Nathan Geffen, Community Media Trust

Medecins Sans Frontieres (MSF) have published the results of an analysis of a Lesotho cohort, comparing toxicity and regimen substitutions due to tenofovir versus AZT and d4T (stavudine). [1]

The findings of this nurse-managed community cohort study support the latest WHO guidelines that recommend the replacement of d4T with either tenofovir or AZT. This study confirmed available evidence because it showed that tenofovir has lower side effect rates. This coupled with easier dosing makes it a better option than either d4T or AZT.

Between January 2008 and December 2008, 1,185 adult patients (785 women) were enrolled into care and the records of 1,124 were analysed. All patients were prescribed 3TC and either nevirapine or efavirenz. Their third drug was tenofovir, AZT or d4T (at 40 mg BID dose). This period was chosen because there was overlapping use of the three drugs during this period, as d4T was phased out and tenofovir was phased in.

Nearly all patients initiated on tenofovir were given baseline renal function tests. Patients with low creatinine clearance were not initiated on tenofovir. Therefore 13 patients with severe renal insufficiency (CrCl <30 mL/min) were excluded from the analysis to avoid bias. From HAART initiation the endpoints were death, loss to follow-up or first toxicity-driven switch. Median age was 39 years. The authors noted that proportionately fewer women were initiated on tenofovir than AZT or d4T (53.5% v 89% v 78% respectively) due to misconceptions among health workers that tenofovir should not be initiated in pregnant women.

The study included 587 patients started on tenofovir, 255 on AZT and 282 on d4T with a similar median time on treatment of 483 days (IQR: 392-585), 493 days (IQR: 349–580) and 480 days (IQR: 277–610) respectively.

The overall mortality rate for the cohort was 6.5 per 100 person-years [95%CI: 5.3 to 7.9 per 100 person-years]. For patients on tenofovir, the mortality rate was 5.1 per 100 person-years [95%CI: 3.8 to 7.0), for those on AZT, 7.5 per 100 person-years [95%CI: 5.0 to 11.1] and for those on d4T, 8.3 per 100 person-years [95%CI: 5.8 to11.7]. None of these differences were significant.

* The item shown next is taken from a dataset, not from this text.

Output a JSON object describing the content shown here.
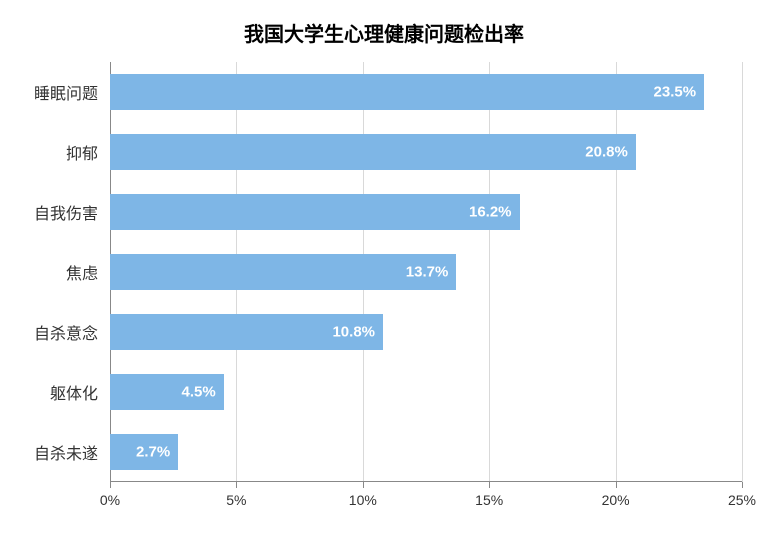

The overall rate of switches due to toxicity was 8.0 switches per 100 person-years [95%CI: 6.7 to 9.6]. Based on the regimen that patients were on, this rate of switch differed significantly; for tenofovir the switch-rate was 3.0 switches per 100 patient-years [95CI%: 2.0 to 4.5]; for AZT it was 8.1 switches per 100 patient-years [95CI%: 5.4 to 12.1] and for d4T it was 18.8 switches per 100 patient-years [95CI%: 14.8 to 24.1].

The most common reason for switching regimens amongst patients on tenofovir (n=19) was renal toxicity (18 patients). For AZT (n=15) it was severe anaemia (11 patients) and for d4T (n=42) it was severe neuropathy (29 patients). Also in the d4T group 11 patients switched because of lipodystrophy and two because of severe lactic acidosis.

Tenofovir-associated renal toxicity was low and generally well managed. Of the 5% who developed toxicity, the majority had a creatinine drop of less than 10 mL/min, and all but 3 returned to normal on a subsequent measurement.”

The authors conclude that their study indicates that in resource poor settings where the detection of lactic acidosis and the monitoring of neuropathy and lipodystrophy are difficult, the use of tenofovir as the first-line option is advised.


This study confirms expectations and adds further evidence to support the changes in WHO guidelines as well as by South Africa and other African countries in recent years.

But this study also allays a concern that renal toxicity rates from tenofovir might be unmanageably high in an African setting. In the US kidney disease is four times higher amongst African Americans than Caucasians. [2] Tenofovir’s good side-effect profile was based in large part on its use in non-African settings, though there is no evidence that tenofovir is associated with lower GFR amongst people of African descent in the US and Europe. The Lesotho study is reassuring because it confirms that the drug’s association with few side-effects can be expected in African populations as well.


  1. Bygrave H et al. Implementing a tenofovir-based first-line regimen in rural Lesotho: clinical outcomes and toxicities after two years. J Acquir Immune Defic Syndr. 2011 Mar 1;56(3):e75-8. PMID: 21164354
  2. National Kidney Disease Education Program. African Americans and Kidney Disease Fact Sheet.